Quelle est l’importance d’une députée de plus à la gauche du parti socialiste ?

Ce pays a besoin d’une ferme opposition de gauche, déterminée à défendre pied à pied les intérêts de la population. Le PS est trop englué dans sa participation au Conseil fédéral, et trop divers : si certains sont proches de nous, d’autres, en particulier en Suisse allemande, ont cessé de résister et ne se distinguent plus guère de bourgeois progressistes.

Que penses-tu de l’UDc’

La mode de l’UDC repose à la fois sur un mensonge et sur la peur de l’avenir. Un mensonge, parce qu’il s’agit d’un parti réactionnaire, défendant la grande industrie et qui arrive à se faire passer pour un parti populaire. Vous avez déjà vu un UDC défendre les petits revenus ? Défendre les retraités, les assurés ? Et la peur de l’avenir, peur que je comprends, mais qui se base sur une vision idéalisée d’une Suisse ancienne. On oublie qu’il a fallu que la gauche se batte pour ce qui semble maintenant des évidences comme le droit aux vacances et l’AVS. Et que la nostalgie du passé ne sert que si elle aide à penser l’avenir.

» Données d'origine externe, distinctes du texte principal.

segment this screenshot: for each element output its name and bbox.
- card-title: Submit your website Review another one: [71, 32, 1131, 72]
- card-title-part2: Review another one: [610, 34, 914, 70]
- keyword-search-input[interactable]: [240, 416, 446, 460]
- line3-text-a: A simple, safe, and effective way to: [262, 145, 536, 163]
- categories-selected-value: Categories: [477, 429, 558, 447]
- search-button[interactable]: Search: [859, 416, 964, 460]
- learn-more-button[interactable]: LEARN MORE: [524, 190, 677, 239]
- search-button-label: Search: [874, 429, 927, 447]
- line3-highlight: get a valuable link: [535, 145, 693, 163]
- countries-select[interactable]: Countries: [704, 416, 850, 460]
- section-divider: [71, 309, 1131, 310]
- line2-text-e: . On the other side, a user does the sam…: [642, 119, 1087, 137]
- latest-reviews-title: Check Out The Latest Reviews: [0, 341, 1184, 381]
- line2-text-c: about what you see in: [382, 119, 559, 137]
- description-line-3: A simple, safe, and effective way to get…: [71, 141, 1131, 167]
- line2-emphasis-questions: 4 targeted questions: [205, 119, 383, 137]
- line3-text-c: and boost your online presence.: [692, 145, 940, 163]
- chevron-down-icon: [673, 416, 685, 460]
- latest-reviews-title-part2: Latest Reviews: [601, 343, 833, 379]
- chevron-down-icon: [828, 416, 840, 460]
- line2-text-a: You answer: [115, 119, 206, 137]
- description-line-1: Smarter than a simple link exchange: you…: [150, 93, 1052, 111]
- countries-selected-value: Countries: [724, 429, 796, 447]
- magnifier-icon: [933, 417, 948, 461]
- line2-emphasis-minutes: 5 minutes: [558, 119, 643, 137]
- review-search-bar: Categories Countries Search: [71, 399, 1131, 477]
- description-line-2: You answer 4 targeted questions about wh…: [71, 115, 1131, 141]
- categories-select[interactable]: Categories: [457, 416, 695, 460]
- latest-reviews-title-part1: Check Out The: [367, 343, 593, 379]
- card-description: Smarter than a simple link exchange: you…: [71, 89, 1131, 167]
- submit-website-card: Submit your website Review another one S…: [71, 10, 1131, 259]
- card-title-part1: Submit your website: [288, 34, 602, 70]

Est-il possible de résister au recul de nos acquis sociaux ?

Il faut d’abord résister dans nos têtes : ne pas se résigner, garder l’indignation, la révolte. Tous les jours, dans mon métier de médecin et dans ma fonction de Municipale d’une ville comme Renens, je me dis que les richesses de ce pays sont mal réparties. La société néo-libérale basée sur le profit et la concurrence dans laquelle nous vivons fait des dégâts immenses sur les humains. C’est cette expérience que j’ai envie d’amener à Berne.

Jusqu’où la logique du système nous entraînera-t-elle ?

Je suis frappée de voir à la fois la force implacable du système économique qui pousse dans ce sens les entreprises comme les collectivités publiques et, en même temps la résistance à cette logique de milieux de plus en plus large: travailleurs résistant à une fermeture d’usine, paysans luttant pour survivre, anti-mondialistes, et toutes celles et ceux qui se refusent à tout réduire à l’économie. Cette résistance doit pouvoir s’inscrire aussi au niveau politique.

Dans la vie du monde, chacun apporte sa petite goutte d’eau. J’aimerais que la mienne soit utile à cela, et c’est dans ce sens que je suis prête à aller à Berne.